Use coconut aminos, tamari, or soy sauce. Coconut aminos are lower in sodium and soy-free; tamari is a gluten-free soy option if labeled as such.
This Dairy-Free Creamy Mushroom Soup recipe makes perfectly juicy, tender, and flavorful steak every time! Serve with potatoes and a side salad for an unforgettable dinner in under 30 minutes.

Heat a large heavy-bottomed pot over medium heat. Add a teaspoon of neutral oil or a splash of water and the diced onion. Cook 5–7 minutes until soft and translucent, stirring occasionally to avoid browning.
Push onions to the sides, add sliced mushrooms to the center and cook undisturbed for about 5 minutes to encourage browning and moisture release. Then stir together and continue cooking until reduced by half, about 10 minutes.

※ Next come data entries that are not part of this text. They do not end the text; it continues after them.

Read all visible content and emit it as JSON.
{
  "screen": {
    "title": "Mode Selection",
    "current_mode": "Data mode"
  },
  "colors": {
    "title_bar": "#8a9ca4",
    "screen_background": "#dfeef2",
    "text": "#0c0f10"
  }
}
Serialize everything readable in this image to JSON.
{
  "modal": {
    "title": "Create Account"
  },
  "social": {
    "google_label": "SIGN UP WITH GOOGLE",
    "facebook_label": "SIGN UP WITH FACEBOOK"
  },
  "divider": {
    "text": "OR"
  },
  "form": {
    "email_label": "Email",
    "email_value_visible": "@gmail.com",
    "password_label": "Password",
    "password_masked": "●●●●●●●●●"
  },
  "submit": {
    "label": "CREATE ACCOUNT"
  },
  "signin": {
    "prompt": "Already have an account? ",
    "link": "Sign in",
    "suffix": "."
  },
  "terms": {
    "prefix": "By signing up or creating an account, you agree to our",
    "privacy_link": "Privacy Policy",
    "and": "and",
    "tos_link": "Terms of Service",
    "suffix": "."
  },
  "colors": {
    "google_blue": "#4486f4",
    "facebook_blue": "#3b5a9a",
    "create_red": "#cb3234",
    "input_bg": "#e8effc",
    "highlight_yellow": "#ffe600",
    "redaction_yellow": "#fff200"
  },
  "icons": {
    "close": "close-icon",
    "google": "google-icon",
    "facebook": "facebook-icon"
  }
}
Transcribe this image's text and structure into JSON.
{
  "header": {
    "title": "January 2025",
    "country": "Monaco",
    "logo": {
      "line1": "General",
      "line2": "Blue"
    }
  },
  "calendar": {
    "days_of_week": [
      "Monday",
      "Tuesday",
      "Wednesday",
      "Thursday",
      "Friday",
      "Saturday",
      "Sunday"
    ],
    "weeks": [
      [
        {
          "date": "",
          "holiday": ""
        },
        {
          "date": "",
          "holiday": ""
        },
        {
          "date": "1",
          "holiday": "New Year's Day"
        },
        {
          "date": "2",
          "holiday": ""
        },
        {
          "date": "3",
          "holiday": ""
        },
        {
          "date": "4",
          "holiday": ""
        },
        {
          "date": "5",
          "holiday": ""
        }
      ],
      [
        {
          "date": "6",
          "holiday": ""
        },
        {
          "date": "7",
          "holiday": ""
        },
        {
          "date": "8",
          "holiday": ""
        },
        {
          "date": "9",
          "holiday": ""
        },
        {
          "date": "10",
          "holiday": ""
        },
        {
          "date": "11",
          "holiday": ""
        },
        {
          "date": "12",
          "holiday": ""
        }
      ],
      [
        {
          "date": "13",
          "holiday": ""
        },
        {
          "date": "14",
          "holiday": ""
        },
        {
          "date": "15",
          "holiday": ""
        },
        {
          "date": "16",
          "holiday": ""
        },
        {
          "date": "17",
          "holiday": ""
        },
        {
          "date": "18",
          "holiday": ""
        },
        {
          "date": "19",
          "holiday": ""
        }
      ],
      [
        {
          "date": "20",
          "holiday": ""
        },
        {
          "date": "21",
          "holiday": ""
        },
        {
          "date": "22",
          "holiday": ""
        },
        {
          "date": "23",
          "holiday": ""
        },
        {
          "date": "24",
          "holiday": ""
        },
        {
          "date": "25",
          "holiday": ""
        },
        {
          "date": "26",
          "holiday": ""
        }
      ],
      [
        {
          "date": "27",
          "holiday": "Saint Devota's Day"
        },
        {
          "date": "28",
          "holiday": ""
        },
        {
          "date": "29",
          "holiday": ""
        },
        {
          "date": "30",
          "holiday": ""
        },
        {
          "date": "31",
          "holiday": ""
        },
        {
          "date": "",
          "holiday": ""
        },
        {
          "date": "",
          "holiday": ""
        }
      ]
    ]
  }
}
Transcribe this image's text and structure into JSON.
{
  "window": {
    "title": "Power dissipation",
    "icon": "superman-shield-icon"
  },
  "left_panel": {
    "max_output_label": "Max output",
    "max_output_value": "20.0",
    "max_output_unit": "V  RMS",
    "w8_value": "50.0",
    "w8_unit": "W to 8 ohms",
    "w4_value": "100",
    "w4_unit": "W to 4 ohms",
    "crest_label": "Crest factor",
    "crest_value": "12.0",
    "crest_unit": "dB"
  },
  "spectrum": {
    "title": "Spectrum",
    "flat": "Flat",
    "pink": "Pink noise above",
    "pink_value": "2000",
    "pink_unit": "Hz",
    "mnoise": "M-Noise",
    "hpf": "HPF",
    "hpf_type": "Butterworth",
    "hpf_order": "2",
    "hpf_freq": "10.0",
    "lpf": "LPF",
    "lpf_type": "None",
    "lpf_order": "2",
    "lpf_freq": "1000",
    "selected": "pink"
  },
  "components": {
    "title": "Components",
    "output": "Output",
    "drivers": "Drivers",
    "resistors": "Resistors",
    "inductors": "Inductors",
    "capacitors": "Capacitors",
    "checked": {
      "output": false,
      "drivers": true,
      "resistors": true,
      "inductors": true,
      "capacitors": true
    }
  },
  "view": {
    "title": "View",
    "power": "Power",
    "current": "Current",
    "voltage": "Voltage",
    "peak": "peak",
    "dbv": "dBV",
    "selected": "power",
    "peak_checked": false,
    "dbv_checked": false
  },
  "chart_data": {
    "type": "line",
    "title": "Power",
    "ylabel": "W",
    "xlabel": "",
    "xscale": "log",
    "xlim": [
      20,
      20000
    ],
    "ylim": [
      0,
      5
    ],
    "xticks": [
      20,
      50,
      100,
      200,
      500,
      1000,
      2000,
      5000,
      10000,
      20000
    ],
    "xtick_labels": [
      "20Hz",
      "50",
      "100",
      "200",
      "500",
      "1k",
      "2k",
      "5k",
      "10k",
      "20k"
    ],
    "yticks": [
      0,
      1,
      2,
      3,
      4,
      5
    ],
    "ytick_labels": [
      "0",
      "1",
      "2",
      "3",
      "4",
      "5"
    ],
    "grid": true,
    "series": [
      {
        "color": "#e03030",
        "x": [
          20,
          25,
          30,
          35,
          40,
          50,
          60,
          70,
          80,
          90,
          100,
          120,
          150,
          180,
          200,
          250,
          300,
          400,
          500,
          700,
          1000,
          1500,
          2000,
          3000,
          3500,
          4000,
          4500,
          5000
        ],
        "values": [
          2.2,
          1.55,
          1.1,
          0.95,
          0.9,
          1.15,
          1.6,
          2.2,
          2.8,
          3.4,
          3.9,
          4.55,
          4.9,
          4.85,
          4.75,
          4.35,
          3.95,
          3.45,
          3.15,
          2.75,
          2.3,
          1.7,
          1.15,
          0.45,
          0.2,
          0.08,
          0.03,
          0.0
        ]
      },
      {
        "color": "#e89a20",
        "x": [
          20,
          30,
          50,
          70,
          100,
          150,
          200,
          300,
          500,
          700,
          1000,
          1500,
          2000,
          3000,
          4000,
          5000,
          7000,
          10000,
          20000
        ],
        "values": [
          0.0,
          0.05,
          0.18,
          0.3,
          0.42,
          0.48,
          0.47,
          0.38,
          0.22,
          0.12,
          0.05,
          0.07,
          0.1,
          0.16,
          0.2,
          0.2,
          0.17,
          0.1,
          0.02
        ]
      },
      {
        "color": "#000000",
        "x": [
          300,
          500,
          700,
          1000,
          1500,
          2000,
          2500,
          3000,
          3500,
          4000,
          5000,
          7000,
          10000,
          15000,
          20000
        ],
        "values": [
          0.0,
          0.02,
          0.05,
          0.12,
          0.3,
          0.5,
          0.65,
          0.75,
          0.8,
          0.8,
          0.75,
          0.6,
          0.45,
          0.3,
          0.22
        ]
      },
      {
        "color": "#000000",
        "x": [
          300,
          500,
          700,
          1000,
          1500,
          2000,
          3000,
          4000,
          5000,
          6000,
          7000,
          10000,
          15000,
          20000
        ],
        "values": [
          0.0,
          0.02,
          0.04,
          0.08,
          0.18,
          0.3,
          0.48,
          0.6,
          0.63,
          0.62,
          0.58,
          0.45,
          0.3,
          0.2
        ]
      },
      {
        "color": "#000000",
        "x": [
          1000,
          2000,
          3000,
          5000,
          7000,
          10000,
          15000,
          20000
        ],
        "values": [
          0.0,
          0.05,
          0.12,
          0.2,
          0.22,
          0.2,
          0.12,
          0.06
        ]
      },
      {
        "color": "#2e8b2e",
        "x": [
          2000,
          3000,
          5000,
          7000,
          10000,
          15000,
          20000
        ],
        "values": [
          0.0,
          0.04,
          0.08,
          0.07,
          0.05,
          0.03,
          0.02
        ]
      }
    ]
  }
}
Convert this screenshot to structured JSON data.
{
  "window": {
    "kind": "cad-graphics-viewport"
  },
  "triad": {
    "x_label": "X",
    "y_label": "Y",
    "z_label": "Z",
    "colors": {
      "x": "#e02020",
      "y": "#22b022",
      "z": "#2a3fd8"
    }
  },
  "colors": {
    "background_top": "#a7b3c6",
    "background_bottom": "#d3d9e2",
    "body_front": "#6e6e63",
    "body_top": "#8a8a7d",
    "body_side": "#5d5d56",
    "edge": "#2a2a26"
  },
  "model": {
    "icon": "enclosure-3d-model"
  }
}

Stir in thyme leaves, bay leaf, sea salt, coconut aminos, and optional garlic powder. Mix to evenly distribute flavors and let the mixture cook briefly so the aromatics bloom.
Whisk the vegetable broth and tapioca flour in a small bowl until smooth. Pour the slurry and the dairy-free milk into the pot, stir well, and bring to a gentle simmer.
Lower heat and simmer for about 15 minutes until slightly thickened and flavors meld. Remove the bay leaf, adjust seasoning, add freshly ground black pepper, and serve warm.